Bangladeshi Foreign Minister AK Abdul is reportedly working towards marking March 25 as International Genocide Day, to remember the horrors of genocide inflicted on the country by the Pakistan military.
The genocide of Bangladesh in 1971 is a horrific memory for several Bangladeshis, which began on March 25 that year, when the ruling government of West Pakistan commenced a military crackdown on the erstwhile East Pakistan.
Data suggest that the brutal Pakistan Army and pro Pakistani Islamist militias from the Jamaat-e-Islami killed more than 300,000 people, and raped approximately 200,000 to 300,000 Bengali women, in what used to be the eastern part of Pakistan.
The Government of Bangladesh states that this record makes it the largest genocide after the holocaust during World War II.
How Did The Genocide Begin?
After the partition in 1947, the entire country was divided into two main lands – India and Pakistan. Pakistan was essentially formed so that the Muslim League could have a separate nation where the community can control their own government. It was considered that the nation of Pakistan is a Muslim-domineering nation.
The majority of the Muslim population was present in West Punjab (now Pakistan) and East Bengal (now Bangladesh). Post-independence, both the regions were called East Pakistan and West Pakistan, respectively, but were geographically and culturally distanced from each other.
The population of East Pakistan was more than that of West Pakistan, but the power lay in the hands of the latter. One of the major reasons for the 1971 war in Bangladesh was the language. West Pakistan was an Urdu speaking state, while East Pakistan was a Bengali speaking state. Trouble began when West Pakistan started forcing Urdu on East Pakistan. When all official communication started being done in Urdu, East Pakistan started revolting to save their mother tongue Bengali.
Another reason was that, presumably, West Pakistan was exploiting its eastern counterpart economically. East Pakistan had huge fields of jute and several ports that were economically important to West Pakistan. However, the region was not receiving anything when it came to development.
In March 1971, the Awami League of Bangladesh won the election, and Sheikh Mujibur Rahman received overwhelming support from the people. However, the West declared the elections invalid and dismissed the results, following which Rahman started revolting against the atrocities caused by West Pakistan.
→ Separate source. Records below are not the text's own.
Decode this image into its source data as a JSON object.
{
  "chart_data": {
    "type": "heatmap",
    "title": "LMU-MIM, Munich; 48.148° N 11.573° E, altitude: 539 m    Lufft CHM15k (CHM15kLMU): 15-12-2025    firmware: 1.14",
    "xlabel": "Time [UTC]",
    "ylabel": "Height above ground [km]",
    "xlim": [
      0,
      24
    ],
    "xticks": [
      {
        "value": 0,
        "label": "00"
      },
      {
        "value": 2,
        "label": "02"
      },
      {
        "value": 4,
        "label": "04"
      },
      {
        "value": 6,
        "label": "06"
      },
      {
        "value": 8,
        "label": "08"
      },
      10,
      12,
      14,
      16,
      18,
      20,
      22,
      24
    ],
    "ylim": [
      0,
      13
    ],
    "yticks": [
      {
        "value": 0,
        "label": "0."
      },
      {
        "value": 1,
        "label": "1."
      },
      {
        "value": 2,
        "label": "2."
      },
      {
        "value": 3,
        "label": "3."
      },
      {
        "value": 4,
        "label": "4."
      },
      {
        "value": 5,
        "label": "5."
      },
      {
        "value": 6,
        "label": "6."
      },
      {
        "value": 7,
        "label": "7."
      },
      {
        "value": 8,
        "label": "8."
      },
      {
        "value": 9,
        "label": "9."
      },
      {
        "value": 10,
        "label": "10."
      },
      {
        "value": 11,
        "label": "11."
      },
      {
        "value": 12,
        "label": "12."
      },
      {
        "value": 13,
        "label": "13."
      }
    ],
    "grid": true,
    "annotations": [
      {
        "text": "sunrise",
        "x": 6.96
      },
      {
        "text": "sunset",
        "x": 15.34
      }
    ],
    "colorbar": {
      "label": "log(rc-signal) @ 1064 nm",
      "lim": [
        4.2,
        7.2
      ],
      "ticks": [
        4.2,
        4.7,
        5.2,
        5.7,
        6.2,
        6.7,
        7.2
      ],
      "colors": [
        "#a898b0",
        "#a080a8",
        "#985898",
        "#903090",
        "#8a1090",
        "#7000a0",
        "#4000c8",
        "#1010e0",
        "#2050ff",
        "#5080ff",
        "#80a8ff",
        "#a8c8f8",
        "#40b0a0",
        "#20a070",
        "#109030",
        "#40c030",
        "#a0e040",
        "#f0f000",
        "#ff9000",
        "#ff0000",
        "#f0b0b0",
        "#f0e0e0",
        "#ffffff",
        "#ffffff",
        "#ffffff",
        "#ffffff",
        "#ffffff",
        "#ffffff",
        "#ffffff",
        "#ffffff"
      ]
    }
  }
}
The West started a violent crackdown in East Pakistan, and soon after, on March 26, the Awami League leader declared the formation of Bangladesh, independent from Pakistan.
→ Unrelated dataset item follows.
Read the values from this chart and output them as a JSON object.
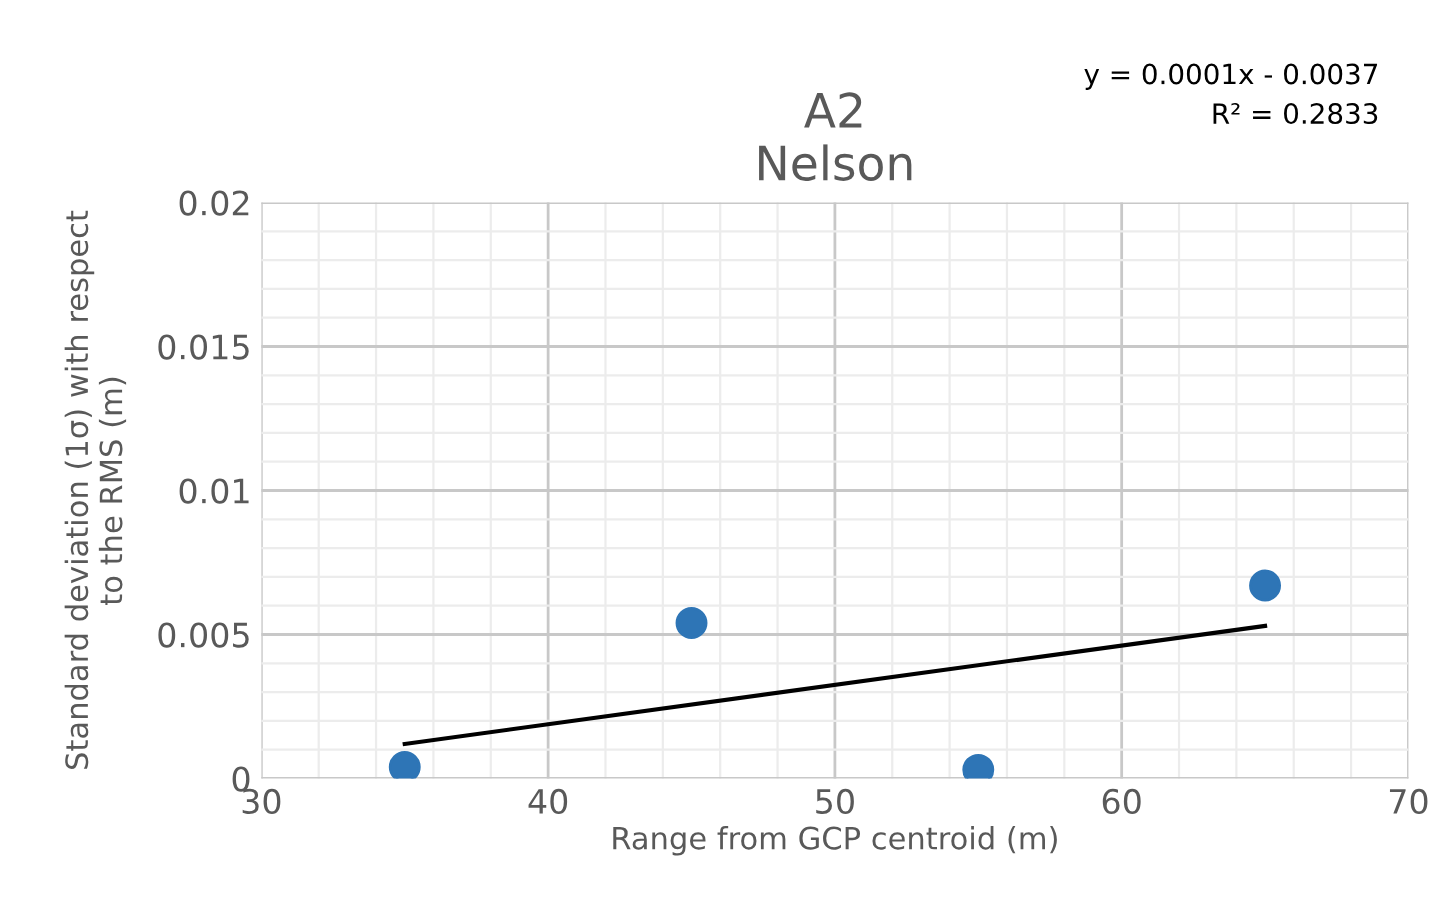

Pakistan, ruled by General Yahya Khan at the time, launched a full-scale military operation – “Operation Searchlight” – to restore the martial administration’s authority on Bangladesh. This turned into a heinous war scene, where the Pakistan military, along with pro-Islamist groups, started killing lakhs of people and raping the women.
The Horrors Of Genocide
The images of the genocide are still afresh in every Bangladeshi refugee’s heart, who came to India to protect his family. The massacre inflicted by Pakistan lasted for nine months, and halfway through, 200,000 Bangladeshis were reportedly killed. By the time the month of May arrived, millions of Bangladeshis were seeking refuge in neighbouring countries, and by November, 10 million people had left the country.
The recorded figure of Bengali rape victims were between 200,000 and 400,000, however, by some estimations, the actual number of cases was way too high.
Furthermore, these actions were supported by religious leaders in West Pakistan. The pro-Islamist scholars and preachers declared that Bengali women are “public-property”.
Apart from this, there was an internal conflict between Urdu speaking Biharis and Bengali speaking Biharis as well. The Bengali mob in such areas killed almost 500,000 Biharis, although most of the violence was spread by the Pakistani military.
Recognition Of International Genocide Day
Bangladeshi Foreign Minister AK Abdul started his speech at the Human Rights Museum in Winnipeg, Canada, with a video message. “The Genocide of Bangladesh committed in 1971 by the Pakistan military is one of the most heinous crimes in human history. We do not know of another instance of such barbarism of such intensity and mayhem,” he said in his speech.
“Remember and recognize: The Case of Bangladesh Genocide of 1971,” he added.
A day-long seminar was organised by the High Commission for Bangladesh and the Bangabandhu Centre for Bangladesh Studies (BCBS) in Canada, with the Liberation War Museum in Bangladesh, the Genocide Studies Centre at the University of Dhaka, the Refugees Resilience Centre, and Rotary Club, Canada.
The Bangladesh government has already declared March 25 as Genocide Day in the country. Civil society organisations have raised the issue in different international forums, to push forth the demand for the 1971 genocide recognition.
Until now, only two internationally acclaimed organisations, namely the Lemkin Institute for Genocide Prevention and Genocide Watch, have considered the incidents of 1971 as genocide.
The horrors inflicted are considered to be the worst atrocities in the history of all humanitarian crises, where the Pakistan Army enforced the most brutal yet planned military operation on civilians.